Sí, se avecina una segunda fase de la guerra que se creyó clausurada con el Acuerdo de La Habana. Faltaba el coletazo de la otra guerrilla. Cuando nadie lo esperaba, la villanía del ataque terrorista a la escuela de cadetes adjudicado al ELN descorrió las compuertas de la lucha contrainsurgente. Un acto de suprema estupidez que el senador Uribe saludó, se diría jubiloso, con el retorcido argumento de que obedecía a la paz de Santos; y acaso también porque excitara sus fantasías de inmortalizarse en una guerra perpetua. No contaba, empero, con la general reprobación de su baladronada; ni con la ciudadanía que se volcó este domingo a protestar en las calles sin miedo contra la violencia y para pedirle al presidente no cerrar la ventana que le dejaba abierta a la paz. Ningún Popeye desfiló esta vez al lado del Centro Democrático pidiendo sangre.
Por su parte, otro factor coronaba la violencia: el asesinato sistemático de 426 líderes sociales en dos años ha obrado como obstáculo poderoso al cambio incorporado en los programas que apuntan a la paz en las regiones más martirizadas por el conflicto. Revivirá, pues, la guerra antisubversiva, allí donde más se ansía la construcción de paz; donde sigue el Estado ausente, y las élites se imponen a sangre y fuego. Donde, mal que bien, se incuba la paz. Grande es el riesgo de volver a involucrar a la ciudadanía inerme porque el ELN no son las Farc, cuyos campamentos podían identificarse y bombardearse. El ELN, en cambio, se mimetiza entre la población civil y toda ella resultará objetivo militar. Si no se privilegia el trabajo de inteligencia, renacerá la justificación profiláctica de la derecha que aprovecha el conflicto para desaparecer a sus contradictores políticos calificándolos de guerrilleros vestidos de civil. Invaluable favor de las guerrillas para acorralar al movimiento social, a las fuerzas alternativas de la política, y petrificar el país en estadios de abominación.

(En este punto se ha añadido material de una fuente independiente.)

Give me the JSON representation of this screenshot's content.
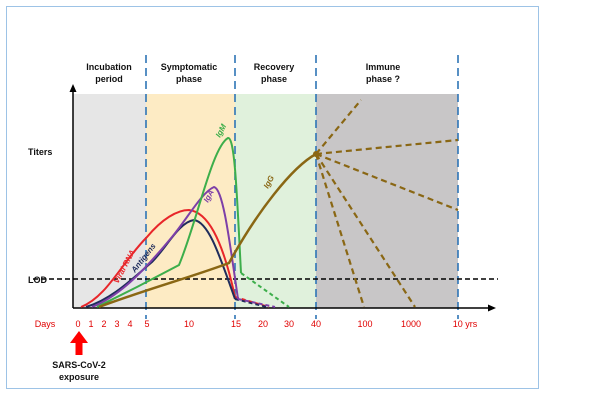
{
  "phases": [
    {
      "line1": "Incubation",
      "line2": "period",
      "color": "#e6e6e6"
    },
    {
      "line1": "Symptomatic",
      "line2": "phase",
      "color": "#fdebc4"
    },
    {
      "line1": "Recovery",
      "line2": "phase",
      "color": "#e0f1dc"
    },
    {
      "line1": "Immune",
      "line2": "phase ?",
      "color": "#c8c6c7"
    }
  ],
  "y_axis_label": "Titers",
  "lod_label": "LOD",
  "x_axis_title": "Days",
  "x_ticks": [
    "0",
    "1",
    "2",
    "3",
    "4",
    "5",
    "10",
    "15",
    "20",
    "30",
    "40",
    "100",
    "1000",
    "10 yrs"
  ],
  "exposure": {
    "line1": "SARS-CoV-2",
    "line2": "exposure"
  },
  "curves": [
    {
      "name": "Viral RNA",
      "color": "#e8262a"
    },
    {
      "name": "Antigens",
      "color": "#1f2c5c"
    },
    {
      "name": "IgA",
      "color": "#7d3fa8"
    },
    {
      "name": "IgM",
      "color": "#3dae4b"
    },
    {
      "name": "IgG",
      "color": "#8a6714"
    }
  ]
}
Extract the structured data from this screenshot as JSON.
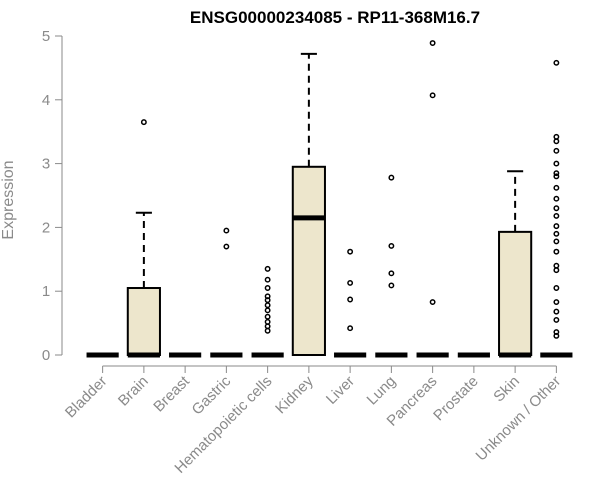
{
  "chart_data": {
    "type": "box",
    "title": "ENSG00000234085 - RP11-368M16.7",
    "xlabel": "",
    "ylabel": "Expression",
    "ylim": [
      0,
      5
    ],
    "yticks": [
      0,
      1,
      2,
      3,
      4,
      5
    ],
    "box_fill": "#ede6cc",
    "categories": [
      "Bladder",
      "Brain",
      "Breast",
      "Gastric",
      "Hematopoietic cells",
      "Kidney",
      "Liver",
      "Lung",
      "Pancreas",
      "Prostate",
      "Skin",
      "Unknown / Other"
    ],
    "boxes": [
      {
        "q1": 0,
        "median": 0,
        "q3": 0,
        "whisker_low": 0,
        "whisker_high": 0,
        "outliers": []
      },
      {
        "q1": 0,
        "median": 0,
        "q3": 1.05,
        "whisker_low": 0,
        "whisker_high": 2.23,
        "outliers": [
          3.65
        ]
      },
      {
        "q1": 0,
        "median": 0,
        "q3": 0,
        "whisker_low": 0,
        "whisker_high": 0,
        "outliers": []
      },
      {
        "q1": 0,
        "median": 0,
        "q3": 0,
        "whisker_low": 0,
        "whisker_high": 0,
        "outliers": [
          1.7,
          1.95
        ]
      },
      {
        "q1": 0,
        "median": 0,
        "q3": 0,
        "whisker_low": 0,
        "whisker_high": 0,
        "outliers": [
          0.38,
          0.45,
          0.52,
          0.6,
          0.7,
          0.78,
          0.86,
          0.92,
          1.05,
          1.18,
          1.35
        ]
      },
      {
        "q1": 0,
        "median": 2.15,
        "q3": 2.95,
        "whisker_low": 0,
        "whisker_high": 4.72,
        "outliers": []
      },
      {
        "q1": 0,
        "median": 0,
        "q3": 0,
        "whisker_low": 0,
        "whisker_high": 0,
        "outliers": [
          0.42,
          0.87,
          1.13,
          1.62
        ]
      },
      {
        "q1": 0,
        "median": 0,
        "q3": 0,
        "whisker_low": 0,
        "whisker_high": 0,
        "outliers": [
          1.09,
          1.28,
          1.71,
          2.78
        ]
      },
      {
        "q1": 0,
        "median": 0,
        "q3": 0,
        "whisker_low": 0,
        "whisker_high": 0,
        "outliers": [
          0.83,
          4.07,
          4.89
        ]
      },
      {
        "q1": 0,
        "median": 0,
        "q3": 0,
        "whisker_low": 0,
        "whisker_high": 0,
        "outliers": []
      },
      {
        "q1": 0,
        "median": 0,
        "q3": 1.93,
        "whisker_low": 0,
        "whisker_high": 2.88,
        "outliers": []
      },
      {
        "q1": 0,
        "median": 0,
        "q3": 0,
        "whisker_low": 0,
        "whisker_high": 0,
        "outliers": [
          0.3,
          0.36,
          0.55,
          0.68,
          0.83,
          1.05,
          1.33,
          1.4,
          1.62,
          1.78,
          1.9,
          2.02,
          2.18,
          2.3,
          2.45,
          2.62,
          2.8,
          2.85,
          3.0,
          3.2,
          3.35,
          3.42,
          4.58
        ]
      }
    ]
  }
}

Camilo Bonilla, coordinador de un estudio que revela la sistematicidad en el asesinato de líderes sociales, afirma que “sectores del Estado han sido cómplices de la estrategia paramilitar […] principal victimario de líderes”. Es que “la cabal implementación del acuerdo supone transformaciones sociales que ponen en riesgo la hegemonía de ciertos grupos de poder que transitan entre la legalidad y la ilegalidad […] y acuden a estructuras armadas para neutralizar los intentos de cambio. Personas y familias emparentadas con el poder político y económico y que sienten amenazados sus privilegios acuden a los grupos armados”. (Cecilia Orozco, El Espectador, enero 20).
De reanudarse el conflicto armado donde más pesa el ELN —en Arauca, Chocó y Norte de Santander—, el impacto sobre la población civil podrá ser brutal. Se ha levantado en esas comunidades un clamor por reanudar conversaciones con esa guerrilla. Advierte una lideresa del Chocó que, si el Gobierno levanta la mesa, su comunidad las retoma, pues no quiere padecer de nuevo los golpes de la guerra. De lo contrario, se dispararán los asesinatos de líderes sociales. La misma angustia crece en el Catatumbo, en Cauca, en Nariño.
A tal drama podrá el sentido común ofrecer soluciones al canto: uno, que el ELN se allane a la exigencia del presidente de liberar a los 16 secuestrados en su poder y declare cese unilateral del fuego y las hostilidades, para reabrir la negociación política. Dos, que el Gobierno se decida, por fin, a implementar con el vigor necesario el Acuerdo, avanzando en reforma rural, planes de desarrollo territorial y proyectos productivos. Tres: aplicar de inmediato medidas eficaces de seguridad y protección de todos los líderes sociales, empezando por los amenazados. Sólo con decisiones de este tenor podrán combatirse el terrorismo y la violencia, y salvar la paz.